The Citizens 9/11 Commission Campaign team (9-11cc) vs. Mike Gravel
1. Mike Gravel started taking unannounced and unapproved withdrawals from the 9-11cc bank account weeks before this current dispute surfaced. In fact, it was precisely when the rest of the board discovered and questioned these unauthorized withdrawals that Gravel withdrew from the team – he stopped attending our regular meetings, and refused to negotiate with us.
2. While Gravel tries to take most of the credit for the funds that were raised, it is a fact that our donor funds came from supporters of the 9/11 truth movement, and not from any people that Gravel knew prior to working with our movement, or from anyone that he independently brought to us from outside the 9/11 truth movement.

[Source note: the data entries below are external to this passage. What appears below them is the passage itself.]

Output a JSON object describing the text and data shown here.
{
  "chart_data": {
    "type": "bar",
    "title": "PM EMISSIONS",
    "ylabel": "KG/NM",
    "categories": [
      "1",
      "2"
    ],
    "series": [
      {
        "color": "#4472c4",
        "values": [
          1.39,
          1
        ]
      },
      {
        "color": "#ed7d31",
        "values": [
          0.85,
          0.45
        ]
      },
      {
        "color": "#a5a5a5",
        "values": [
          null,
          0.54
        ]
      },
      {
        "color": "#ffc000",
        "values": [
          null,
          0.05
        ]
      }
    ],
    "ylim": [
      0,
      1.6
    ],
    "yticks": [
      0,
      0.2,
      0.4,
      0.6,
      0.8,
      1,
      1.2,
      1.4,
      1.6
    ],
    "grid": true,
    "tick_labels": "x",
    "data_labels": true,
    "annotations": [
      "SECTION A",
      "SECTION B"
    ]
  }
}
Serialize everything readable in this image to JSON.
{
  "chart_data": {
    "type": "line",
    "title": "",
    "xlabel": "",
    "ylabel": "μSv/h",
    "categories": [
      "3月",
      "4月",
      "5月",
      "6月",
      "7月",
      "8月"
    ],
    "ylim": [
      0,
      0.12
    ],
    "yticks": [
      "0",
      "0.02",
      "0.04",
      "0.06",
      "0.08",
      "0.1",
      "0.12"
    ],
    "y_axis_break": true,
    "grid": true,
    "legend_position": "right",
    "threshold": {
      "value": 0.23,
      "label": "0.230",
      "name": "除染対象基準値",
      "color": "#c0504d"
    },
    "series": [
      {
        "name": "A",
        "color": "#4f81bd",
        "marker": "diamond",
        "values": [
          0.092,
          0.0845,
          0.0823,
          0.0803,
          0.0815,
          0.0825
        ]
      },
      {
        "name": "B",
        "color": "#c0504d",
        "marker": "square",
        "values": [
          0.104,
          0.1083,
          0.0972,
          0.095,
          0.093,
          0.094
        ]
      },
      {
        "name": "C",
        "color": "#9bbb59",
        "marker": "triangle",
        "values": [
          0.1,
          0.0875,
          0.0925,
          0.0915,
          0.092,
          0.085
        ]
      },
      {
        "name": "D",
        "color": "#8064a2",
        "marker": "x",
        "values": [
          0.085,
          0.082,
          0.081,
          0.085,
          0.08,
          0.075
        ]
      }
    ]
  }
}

3. Although the rest of the 9-11cc team erred by not insisting on two signatories on our bank checking account, it is a fact that Gravel opportunistically took advantage of that mistake last December when he removed most of the funds from the organization’s bank account, established in the organization's name and with the organization's EIN tax ID #.
4. Except for Gravel, the rest of the 9-11cc board and the general manager strongly and repeatedly opposed Gravel’s unilateral removing our donor funds for his personal project.
5. Other than Gravel, the rest of the 9-11cc team (with some minor personal variations) did not hold 2012 as the optimum goal for raising the hundreds of thousands of dollars needed to mount a successful ballot initiative campaign. Those experienced with ballot initiatives generally agree that it takes a minimum of two years of preparation to mount a successful state initiative. Thus 9-11cc was, in a very real sense, “set up to fail” by Gravel’s unrealistic goals and brief timeline.
6. When an effort was made to freeze our bank account until a mutually acceptable agreement could be reached, Mike Gravel apparently advised our accountant to quit, and the next day, Dec. 20, 2011, withdrew another $25,000 in donated funds. Some days later, after our inquiry, Gravel informed us officially that he had resigned from our Board.
7. Gravel admitted early on that a motivating interest for him in our 9/11 cause was that it could help him promote his National Initiative for Democracy effort. In October of 2011 when we weren’t able to meet his personally set timeline goal for getting on the MA ballot during the 2012 election cycle, and after we all chose to not join him in his personal project, (and knowing that he had our funds effectively under his control), our movement’s usefulness to him seemed to end. His cooperation with most of the 9/11 activists he had worked closely with for many months on the 9-11cc project abruptly ended shortly thereafter.
8. As the end of the 2011 tax year approached, we discovered that Gravel had unilaterally, in October, suspended the long planned establishing of our 501c-4 status we needed so that we could transfer our remaining CA Recipient Committee funds. Other possibilities were discussed as to where our money could be temporarily “parked”. Mike proposed his own nonprofit organization, under his sole control. When it was suggested that a more neutral place to “park” our funds would be with A & E, Mike became outraged and insisted the money be put into his organization. Later he changed the concept that we were temporarily “parking” the funds with him to the notion that, upon his unilateral decision, the funds would be permanently "donated" to his organization, ignoring the fact that he knew we were by then completing, before year’s end, the establishing of our 501c-4 organization, and setting up a credit union account specifically to receive the transferred funds.
9. When our largest donor was told about what Gravel had done with our funds, he wrote Gravel “I feel robbed”. Both he and our second biggest donor, along with other donors, said that they donated their money only for the stated purpose – the mission – of 9-11cc, i.e., the sponsoring of state ballot initiatives for a 9/11 investigation.
10. Despite repeated requests, Gravel has refused to date to engage in any standard accepted methods, such as mediation, to resolve this current dispute.